To the back-of-the-packers, I tell that next time they come, there would be hot soup and quesadillas, and if that isn’t motivating to make it back, I don’t know what is. (Just kidding; finishing the race is a huge motivation in and of itself. But the promise of hot food when it’s dark and cold? Now that’s a motivator!)

I get to see the runners again at mile 55.6, less than 10 kilometers from the finish. At this point, literally anything could have happened. They’ve gone through the highs and the lows, their legs are more likely than not shot, and depending on the weather and how fast they were up until then, we might be feeding them hot soup, warming them up with space blankets, and sending them back out into the night. There’s a hill they have to get up, and they all know it very well because it’s the same one they had to get up the first time they came through, so it sometimes takes a bit of convincing to get them back out there.

Sometimes, there will be people who want to or have to drop. That can happen at any point in the race and, usually, I try to talk to them and see the reason behind their decision. If it’s an injury or something of similar weight, or if I know that they know exactly what they’re doing, I take care of that and wish them all the best in their future races, always saying some version of “hope to see you back out there somewhere.” If it’s a momentary weakness, which can very well happen—ultra races are tough on the mind and really test one’s resolve—I usually manage to talk them into continuing. Depending on the person, sometimes it takes a bit of hot soup, a gentle talk, and a hug, while sometimes it takes a bit of tough love, but every time it takes treating the runners with kindness.

Sometimes they want to keep running but can’t because of some serious issue. It’s the most heartbreaking part of the job, having to pull a runner off course but it’s something that we must do; letting a runner with suspected onset rhabdo continue would put them in significant danger. Sometimes, there are tears, and always, there’s disappointment. “We’ll see you back here next year” usually helps make the drop easier for our runners.

Seeing and helping people in these moments, moments when they want something so badly, moments when all the wheels might have come off and every step is a struggle, or moments when they’re riding the high toward the finish, is the best reward there can be.

Above all, I get to see our golden-hour runners finish, running under the arch in the night. This year, I got to run the last half-mile with one of our most loyal runners and volunteers, and it was an honor of the highest degree to pass under the arch with him and be there when the tears came.

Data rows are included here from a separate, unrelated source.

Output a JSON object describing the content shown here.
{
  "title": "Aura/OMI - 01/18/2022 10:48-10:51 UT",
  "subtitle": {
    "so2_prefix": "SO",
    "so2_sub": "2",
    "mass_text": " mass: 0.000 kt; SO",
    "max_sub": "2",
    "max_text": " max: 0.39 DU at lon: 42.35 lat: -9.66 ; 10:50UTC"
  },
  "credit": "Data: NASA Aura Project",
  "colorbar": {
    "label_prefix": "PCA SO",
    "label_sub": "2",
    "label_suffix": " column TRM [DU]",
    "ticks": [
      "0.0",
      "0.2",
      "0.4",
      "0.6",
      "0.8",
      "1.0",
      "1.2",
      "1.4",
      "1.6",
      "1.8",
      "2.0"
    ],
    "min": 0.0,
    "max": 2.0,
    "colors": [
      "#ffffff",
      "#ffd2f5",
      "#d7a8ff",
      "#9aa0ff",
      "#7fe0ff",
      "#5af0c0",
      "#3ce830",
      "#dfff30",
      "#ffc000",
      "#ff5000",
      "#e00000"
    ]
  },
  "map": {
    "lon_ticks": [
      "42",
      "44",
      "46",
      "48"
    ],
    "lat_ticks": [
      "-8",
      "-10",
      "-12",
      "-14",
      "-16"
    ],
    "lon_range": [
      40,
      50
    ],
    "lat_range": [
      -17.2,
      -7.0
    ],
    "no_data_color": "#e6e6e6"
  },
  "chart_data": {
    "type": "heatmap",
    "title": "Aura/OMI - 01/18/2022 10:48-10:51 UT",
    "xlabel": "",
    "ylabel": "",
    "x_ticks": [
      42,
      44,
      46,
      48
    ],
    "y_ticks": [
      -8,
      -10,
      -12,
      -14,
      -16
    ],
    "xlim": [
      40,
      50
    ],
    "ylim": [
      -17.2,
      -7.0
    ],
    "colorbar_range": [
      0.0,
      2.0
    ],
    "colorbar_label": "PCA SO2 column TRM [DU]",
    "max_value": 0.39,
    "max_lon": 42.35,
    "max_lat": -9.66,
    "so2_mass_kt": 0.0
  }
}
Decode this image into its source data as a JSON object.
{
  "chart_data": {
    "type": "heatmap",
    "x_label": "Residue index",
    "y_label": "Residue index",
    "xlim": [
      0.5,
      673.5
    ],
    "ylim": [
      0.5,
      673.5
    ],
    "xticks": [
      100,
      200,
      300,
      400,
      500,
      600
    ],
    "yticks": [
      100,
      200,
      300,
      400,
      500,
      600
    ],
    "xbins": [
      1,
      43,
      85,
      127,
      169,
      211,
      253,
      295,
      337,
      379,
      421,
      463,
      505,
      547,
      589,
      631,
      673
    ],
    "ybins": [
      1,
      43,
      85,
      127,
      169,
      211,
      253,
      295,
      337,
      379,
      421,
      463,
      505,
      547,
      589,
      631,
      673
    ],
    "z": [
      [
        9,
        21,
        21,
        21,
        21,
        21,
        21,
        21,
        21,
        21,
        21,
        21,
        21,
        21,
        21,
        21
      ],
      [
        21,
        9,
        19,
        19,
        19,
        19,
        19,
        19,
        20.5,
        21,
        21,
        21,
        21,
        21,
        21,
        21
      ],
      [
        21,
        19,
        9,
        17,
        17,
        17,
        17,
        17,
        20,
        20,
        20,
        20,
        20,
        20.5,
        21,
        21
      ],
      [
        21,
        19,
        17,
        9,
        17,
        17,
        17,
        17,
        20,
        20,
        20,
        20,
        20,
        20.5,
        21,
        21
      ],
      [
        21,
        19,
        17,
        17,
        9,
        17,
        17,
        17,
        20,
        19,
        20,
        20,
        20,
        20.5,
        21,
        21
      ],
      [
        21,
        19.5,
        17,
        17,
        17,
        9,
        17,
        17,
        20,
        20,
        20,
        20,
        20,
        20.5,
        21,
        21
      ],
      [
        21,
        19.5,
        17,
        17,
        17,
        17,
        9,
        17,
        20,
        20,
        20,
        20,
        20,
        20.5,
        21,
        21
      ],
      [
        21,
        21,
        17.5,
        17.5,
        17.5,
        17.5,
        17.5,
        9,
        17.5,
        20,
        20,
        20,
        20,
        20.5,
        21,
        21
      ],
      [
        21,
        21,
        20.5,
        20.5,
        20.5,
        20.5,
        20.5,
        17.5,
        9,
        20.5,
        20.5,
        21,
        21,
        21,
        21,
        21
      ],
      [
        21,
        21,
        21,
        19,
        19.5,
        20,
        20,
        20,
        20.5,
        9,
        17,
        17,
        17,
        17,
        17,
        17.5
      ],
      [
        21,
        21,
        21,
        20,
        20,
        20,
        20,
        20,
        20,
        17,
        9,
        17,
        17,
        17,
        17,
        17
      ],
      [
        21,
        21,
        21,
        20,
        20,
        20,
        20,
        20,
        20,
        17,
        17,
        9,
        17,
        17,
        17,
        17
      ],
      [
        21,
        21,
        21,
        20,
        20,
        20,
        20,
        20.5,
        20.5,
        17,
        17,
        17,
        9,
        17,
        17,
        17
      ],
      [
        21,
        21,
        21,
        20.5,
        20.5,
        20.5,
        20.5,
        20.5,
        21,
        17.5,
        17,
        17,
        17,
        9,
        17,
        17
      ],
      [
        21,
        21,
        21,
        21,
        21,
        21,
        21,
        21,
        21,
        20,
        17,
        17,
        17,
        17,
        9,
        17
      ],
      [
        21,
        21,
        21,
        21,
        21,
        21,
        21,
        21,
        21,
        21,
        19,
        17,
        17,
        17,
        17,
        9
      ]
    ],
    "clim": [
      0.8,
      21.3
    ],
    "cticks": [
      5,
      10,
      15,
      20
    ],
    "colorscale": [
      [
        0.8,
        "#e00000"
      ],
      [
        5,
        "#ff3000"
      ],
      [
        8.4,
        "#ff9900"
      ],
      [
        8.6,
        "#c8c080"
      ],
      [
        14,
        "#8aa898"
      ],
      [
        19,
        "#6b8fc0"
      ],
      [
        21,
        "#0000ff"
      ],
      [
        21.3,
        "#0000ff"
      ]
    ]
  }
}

In short: THE WORK IS A REWARD in and of itself.

And that’s the whole secret. This aid station is my favourite one because the runners and the interactions make it so. I’m not there for myself, I’m there for them. And even if my eyes are closing from exhaustion, if I’m wet and cold and miserable, seeing that lone headlamp appear on the trail, make its way to the AS, then leave and disappear into the night again to finish what they’ve worked for for so long, makes it always worth it a hundred times over.